第18話【同室】
基本的にミカは常にソフィアの側にいることになるが、今日は同室のメイドと仲を深めた方がいいと考えたソフィアのはからいで、ミカを宿舎に残してソフィアは自室へ帰った。
「さて、同室の子が来るまでどうしようかな」
部屋自体は狭く、それほど余裕はない。
壁向きに備え付けられたテーブルにはまだ何もなく、ベッドの頭の部分には窓がある。
同室の子との隔たりになるようにベッドとベッドの間には小さなテーブルが置かれ、花のない花瓶が置かれている。
ベッドに座り窓から夕焼けを眺める。
思わず体から緊張感が抜け、ベッドに寝転んでしまえば寝不足なこともあってすぐに眠ってしまいそうになる。
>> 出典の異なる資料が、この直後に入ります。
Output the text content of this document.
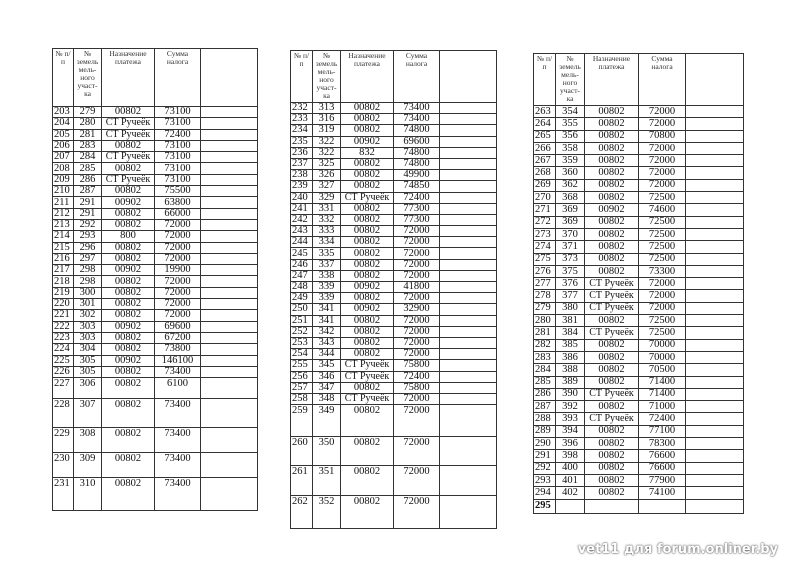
№ п/п	№ земель мель- ного участ- ка	Назначение платежа	Сумма налога	
203	279	00802	73100	
204	280	СТ Ручеёк	73100	
205	281	СТ Ручеёк	72400	
206	283	00802	73100	
207	284	СТ Ручеёк	73100	
208	285	00802	73100	
209	286	СТ Ручеёк	73100	
210	287	00802	75500	
211	291	00902	63800	
212	291	00802	66000	
213	292	00802	72000	
214	293	800	72000	
215	296	00802	72000	
216	297	00802	72000	
217	298	00902	19900	
218	298	00802	72000	
219	300	00802	72000	
220	301	00802	72000	
221	302	00802	72000	
222	303	00902	69600	
223	303	00802	67200	
224	304	00802	73800	
225	305	00902	146100	
226	305	00802	73400	
227	306	00802	6100	
228	307	00802	73400	
229	308	00802	73400	
230	309	00802	73400	
231	310	00802	73400	
№ п/п	№ земель мель- ного участ- ка	Назначение платежа	Сумма налога	
232	313	00802	73400	
233	316	00802	73400	
234	319	00802	74800	
235	322	00902	69600	
236	322	832	74800	
237	325	00802	74800	
238	326	00802	49900	
239	327	00802	74850	
240	329	СТ Ручеёк	72400	
241	331	00802	77300	
242	332	00802	77300	
243	333	00802	72000	
244	334	00802	72000	
245	335	00802	72000	
246	337	00802	72000	
247	338	00802	72000	
248	339	00902	41800	
249	339	00802	72000	
250	341	00902	32900	
251	341	00802	72000	
252	342	00802	72000	
253	343	00802	72000	
254	344	00802	72000	
255	345	СТ Ручеёк	75800	
256	346	СТ Ручеёк	72400	
257	347	00802	75800	
258	348	СТ Ручеёк	72000	
259	349	00802	72000	
260	350	00802	72000	
261	351	00802	72000	
262	352	00802	72000	
№ п/п	№ земель мель- ного участ- ка	Назначение платежа	Сумма налога	
263	354	00802	72000	
264	355	00802	72000	
265	356	00802	70800	
266	358	00802	72000	
267	359	00802	72000	
268	360	00802	72000	
269	362	00802	72000	
270	368	00802	72500	
271	369	00902	74600	
272	369	00802	72500	
273	370	00802	72500	
274	371	00802	72500	
275	373	00802	72500	
276	375	00802	73300	
277	376	СТ Ручеёк	72000	
278	377	СТ Ручеёк	72000	
279	380	СТ Ручеёк	72000	
280	381	00802	72500	
281	384	СТ Ручеёк	72500	
282	385	00802	70000	
283	386	00802	70000	
284	388	00802	70500	
285	389	00802	71400	
286	390	СТ Ручеёк	71400	
287	392	00802	71000	
288	393	СТ Ручеёк	72400	
289	394	00802	77100	
290	396	00802	78300	
291	398	00802	76600	
292	400	00802	76600	
293	401	00802	77900	
294	402	00802	74100	
295				
vet11 для forum.onliner.by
ミカは何度も眠気に抵抗し、眠らない様にと必死になるが、結局ミカは知らず知らずのうちにベッドの上で意識を失ってしまう。
コン、コン、コン。
コン、コン、コン。
「おーい」
コン、コン、コン。
コン、コン、コン。
何度か強くドアを叩く音がぼんやりとした意識の中で聞こえてくる。
同時にソフィアではない誰かの声も聞こえてくる。
「いきなり寝てるとか。気が強いのか呑気なのか、それともー礼儀がなってないのかなぁ? はぁ、先が思いやられるやられる」
また彼女が強くドアを叩く。
その音でミカはよくやく目を覚ます。
「あぁ、やっと起きたのね」
「……もしかして、同室の方ですか?」
「そうよ。魔女との同室を言い渡された不幸な女、エクラ・マールールよ。今晩からよろしくね、シャルロット・ミカヱルさん」
ドア枠部分に寄りかかって、開いたドアを片脚で押さえつけて立つのは、茶色のふわっとした柔らかいショートヘアをしたエクラ・マールールと名乗る少女だった。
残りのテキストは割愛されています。